Why is Sendmail included in a FreeBSD base installation?  Average hosts handling mail routing seems to be uncommon.  Are the majority of FreeBSD installations in the wild handling mail?

I am not throwing stones, I am not saying it's a bad idea, I just want to understand.  Why sendmail and not say...  Perl or Unzip or Bash?

Apologies if this discussion has taken place many times before.


----------



## fonz (Jul 21, 2011)

emcee said:
			
		

> Hey,
> 
> Why is Sendmail included in a FreeBSD base installation?  Average hosts handling mail routing seems to be uncommon.  Are the majority of FreeBSD installations in the wild handling mail?


At least *local* mail, yes. Other base stuff "depends" on it, such as the cron(8) system.

Fonz

Edit: Note to add: local mail doesn't leave the machine, it is "sent" between users on the same machine.


----------



## phoenix (Jul 21, 2011)

"Histerical Raisons" aka Historical Reasons.  The original BSD included sendmail, and it was kept in FreeBSD through the years.

At least once a year someone pops up on the mailing lists demanding it be removed or replaced.  
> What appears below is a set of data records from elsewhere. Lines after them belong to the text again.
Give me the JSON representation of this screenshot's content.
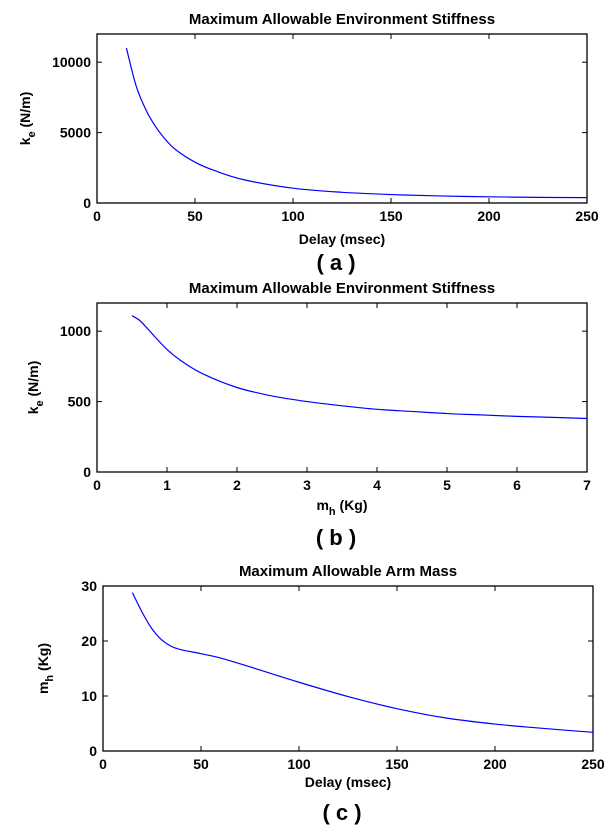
{
  "chart_data": [
    {
      "type": "line",
      "caption": "( a )",
      "title": "Maximum Allowable Environment Stiffness",
      "xlabel": "Delay (msec)",
      "ylabel_main": "k",
      "ylabel_sub": "e",
      "ylabel_rest": " (N/m)",
      "xlim": [
        0,
        250
      ],
      "ylim": [
        0,
        12000
      ],
      "xticks": [
        0,
        50,
        100,
        150,
        200,
        250
      ],
      "xtick_labels": [
        "0",
        "50",
        "100",
        "150",
        "200",
        "250"
      ],
      "yticks": [
        0,
        5000,
        10000
      ],
      "ytick_labels": [
        "0",
        "5000",
        "10000"
      ],
      "grid": false,
      "line_color": "#0000ff",
      "x": [
        15,
        20,
        25,
        30,
        35,
        40,
        50,
        60,
        75,
        100,
        125,
        150,
        175,
        200,
        225,
        250
      ],
      "y": [
        11000,
        8300,
        6600,
        5400,
        4500,
        3800,
        2900,
        2300,
        1650,
        1050,
        760,
        600,
        500,
        440,
        400,
        380
      ]
    },
    {
      "type": "line",
      "caption": "( b )",
      "title": "Maximum Allowable Environment Stiffness",
      "xlabel_main": "m",
      "xlabel_sub": "h",
      "xlabel_rest": " (Kg)",
      "ylabel_main": "k",
      "ylabel_sub": "e",
      "ylabel_rest": " (N/m)",
      "xlim": [
        0,
        7
      ],
      "ylim": [
        0,
        1200
      ],
      "xticks": [
        0,
        1,
        2,
        3,
        4,
        5,
        6,
        7
      ],
      "xtick_labels": [
        "0",
        "1",
        "2",
        "3",
        "4",
        "5",
        "6",
        "7"
      ],
      "yticks": [
        0,
        500,
        1000
      ],
      "ytick_labels": [
        "0",
        "500",
        "1000"
      ],
      "grid": false,
      "line_color": "#0000ff",
      "x": [
        0.5,
        0.6,
        0.7,
        0.8,
        1.0,
        1.2,
        1.5,
        2.0,
        2.5,
        3.0,
        3.5,
        4.0,
        4.5,
        5.0,
        5.5,
        6.0,
        6.5,
        7.0
      ],
      "y": [
        1110,
        1080,
        1030,
        975,
        870,
        790,
        700,
        600,
        540,
        500,
        470,
        445,
        430,
        415,
        405,
        395,
        388,
        380
      ]
    },
    {
      "type": "line",
      "caption": "( c )",
      "title": "Maximum Allowable Arm Mass",
      "xlabel": "Delay (msec)",
      "ylabel_main": "m",
      "ylabel_sub": "h",
      "ylabel_rest": " (Kg)",
      "xlim": [
        0,
        250
      ],
      "ylim": [
        0,
        30
      ],
      "xticks": [
        0,
        50,
        100,
        150,
        200,
        250
      ],
      "xtick_labels": [
        "0",
        "50",
        "100",
        "150",
        "200",
        "250"
      ],
      "yticks": [
        0,
        10,
        20,
        30
      ],
      "ytick_labels": [
        "0",
        "10",
        "20",
        "30"
      ],
      "grid": false,
      "line_color": "#0000ff",
      "x": [
        15,
        20,
        25,
        30,
        35,
        40,
        50,
        60,
        75,
        100,
        125,
        150,
        175,
        200,
        225,
        250
      ],
      "y": [
        28.8,
        25.2,
        22.2,
        20.2,
        19.0,
        18.4,
        17.7,
        16.9,
        15.3,
        12.5,
        9.9,
        7.7,
        6.0,
        4.9,
        4.1,
        3.4
      ]
    }
  ]
}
If you really don't want it installed on your system, you can add *WITHOUT_SENDMAIL="yes"* to /etc/src.conf, recompile/reinstall the world, then run *make delete-old && make delete-old-libs* under /usr/src to remove it.


----------



## gordon@ (Jul 24, 2011)

Some sort of mail daemon is needed to deliver the mail that is generated by the server as part of its daily accounting. Sendmail has an extremely long history with *BSD and since we have very active maintainers for it, there hasn't been a desire or need to remove it from the base and replace it with something else.


----------